ECLI:NL:RBZWB:2019:3522
Rechtbank Zeeland-West-Brabant
- Beschikking
- Rechtspraak.nl
Bevoegdheid kinderrechter inzake ondertoezichtstelling van minderjarigen met verblijf in België
In deze zaak heeft de kinderrechter van de Rechtbank Zeeland-West-Brabant op 18 juli 2019 uitspraak gedaan over de ondertoezichtstelling van twee minderjarigen, [minderjarige 1] en [minderjarige 2]. De Raad voor de Kinderbescherming had verzocht om de ondertoezichtstelling voor de duur van twaalf maanden, waarbij werd gesteld dat de kinderrechter bevoegd was om kennis te nemen van het verzoek, gezien de connectie van de minderjarigen met Nederland. De minderjarigen zijn echter feitelijk aanwezig in België, waar zij ook een sterke band hebben, en de ouders hebben gezamenlijk besloten dat zij daar verblijven.

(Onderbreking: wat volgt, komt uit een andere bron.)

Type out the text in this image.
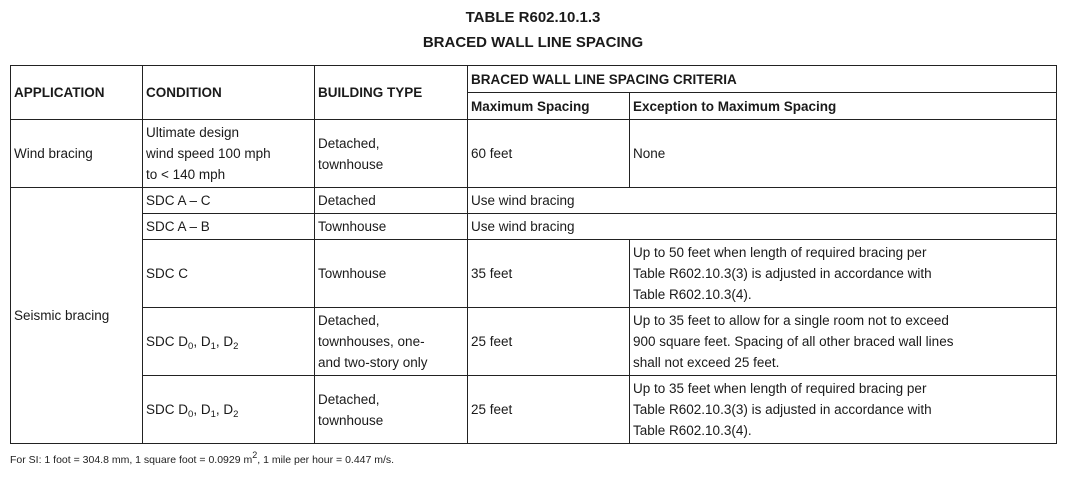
TABLE R602.10.1.3
BRACED WALL LINE SPACING
APPLICATION	CONDITION	BUILDING TYPE	BRACED WALL LINE SPACING CRITERIA	
			Maximum Spacing	Exception to Maximum Spacing
Wind bracing	Ultimate design
wind speed 100 mph
to < 140 mph	Detached,
townhouse	60 feet	None
Seismic bracing	SDC A – C	Detached	Use wind bracing	
	SDC A – B	Townhouse	Use wind bracing	
	SDC C	Townhouse	35 feet	Up to 50 feet when length of required bracing per
Table R602.10.3(3) is adjusted in accordance with
Table R602.10.3(4).
	SDC $D_0$, $D_1$, $D_2$	Detached,
townhouses, one-
and two-story only	25 feet	Up to 35 feet to allow for a single room not to exceed
900 square feet. Spacing of all other braced wall lines
shall not exceed 25 feet.
	SDC $D_0$, $D_1$, $D_2$	Detached,
townhouse	25 feet	Up to 35 feet when length of required bracing per
Table R602.10.3(3) is adjusted in accordance with
Table R602.10.3(4).
For SI: 1 foot = 304.8 mm, 1 square foot = 0.0929 m2, 1 mile per hour = 0.447 m/s.
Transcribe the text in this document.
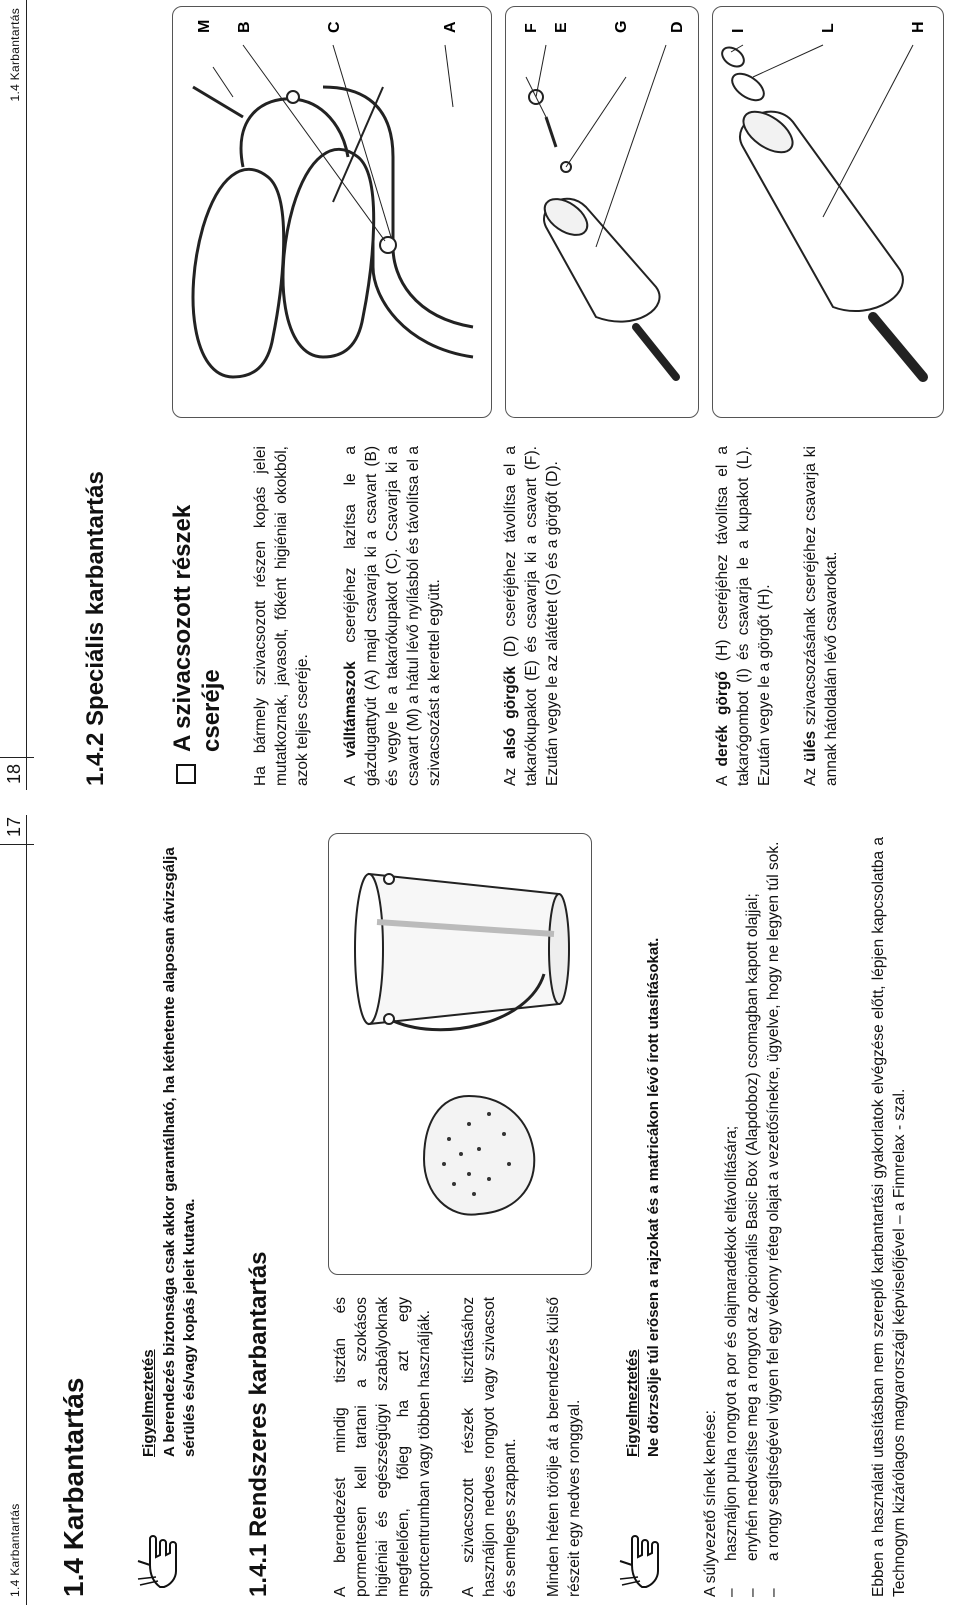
1.4 Karbantartás
17
1.4 Karbantartás	Figyelmeztetés A berendezés biztonsága csak akkor garantálható, ha kéthetente alaposan átvizsgálja sérülés és/vagy kopás jeleit kutatva. 1.4.1 Rendszeres karbantartás	A berendezést mindig tisztán és pormentesen kell tartani a szokásos higiéniai és egészségügyi szabályoknak megfelelően, főleg ha azt egy sportcentrumban vagy többen használják. A szivacsozott részek tisztításához használjon nedves rongyot vagy szivacsot és semleges szappant. Minden héten törölje át a berendezés külső részeit egy nedves ronggyal.	Figyelmeztetés Ne dörzsölje túl erősen a rajzokat és a matricákon lévő írott utasításokat.
A súlyvezető sínek kenése: –
használjon puha rongyot a por és olajmaradékok eltávolítására;
–
enyhén nedvesítse meg a rongyot az opcionális Basic Box (Alapdoboz) csomagban kapott olajjal;
–
a rongy segítségével vigyen fel egy vékony réteg olajat a vezetősínekre, ügyelve, hogy ne legyen túl sok.	Ebben a használati utasításban nem szereplő karbantartási gyakorlatok elvégzése előtt, lépjen kapcsolatba a Technogym kizárólagos magyarországi képviselőjével – a Finnrelax - szal.
18
1.4 Karbantartás
1.4.2 Speciális karbantartás	A szivacsozott részek cseréje Ha bármely szivacsozott részen kopás jelei mutatkoznak, javasolt, főként higiéniai okokból, azok teljes cseréje. A válltámaszok cseréjéhez lazítsa le a gázdugattyút (A) majd csavarja ki a csavart (B) és vegye le a takarókupakot (C). Csavarja ki a csavart (M) a hátul lévő nyílásból és távolítsa el a szivacsozást a kerettel együtt.	Az alsó görgők (D) cseréjéhez távolítsa el a takarókupakot (E) és csavarja ki a csavart (F). Ezután vegye le az alátétet (G) és a görgőt (D).	A derék görgő (H) cseréjéhez távolítsa el a takarógombot (I) és csavarja le a kupakot (L). Ezután vegye le a görgőt (H). Az ülés szivacsozásának cseréjéhez csavarja ki annak hátoldalán lévő csavarokat.
M B	C	A	F	G
E	D	I	L	H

De kinderrechter heeft de feiten en omstandigheden in overweging genomen, waaronder de schoolgang van de minderjarigen, hun nationaliteit, en de sociale en familiale banden in België. Ondanks de aanwezigheid van de moeder en de school in Nederland, concludeerde de kinderrechter dat de feitelijke aanwezigheid van de minderjarigen in België en de overeenstemming van de ouders over hun verblijf daar, doorslaggevend zijn. De kinderrechter verklaarde zich daarom onbevoegd om kennis te nemen van het verzoek tot ondertoezichtstelling en verwees de Raad naar de centrale autoriteit in België voor verdere stappen.
De uitspraak benadrukt het belang van de feitelijke verblijfplaats van minderjarigen in internationale bevoegdheidskwesties, en hoe deze kan afwijken van hun administratieve inschrijving in een ander land. De kinderrechter heeft de zaak met gesloten deuren behandeld, waarbij de belangen van de minderjarigen voorop stonden.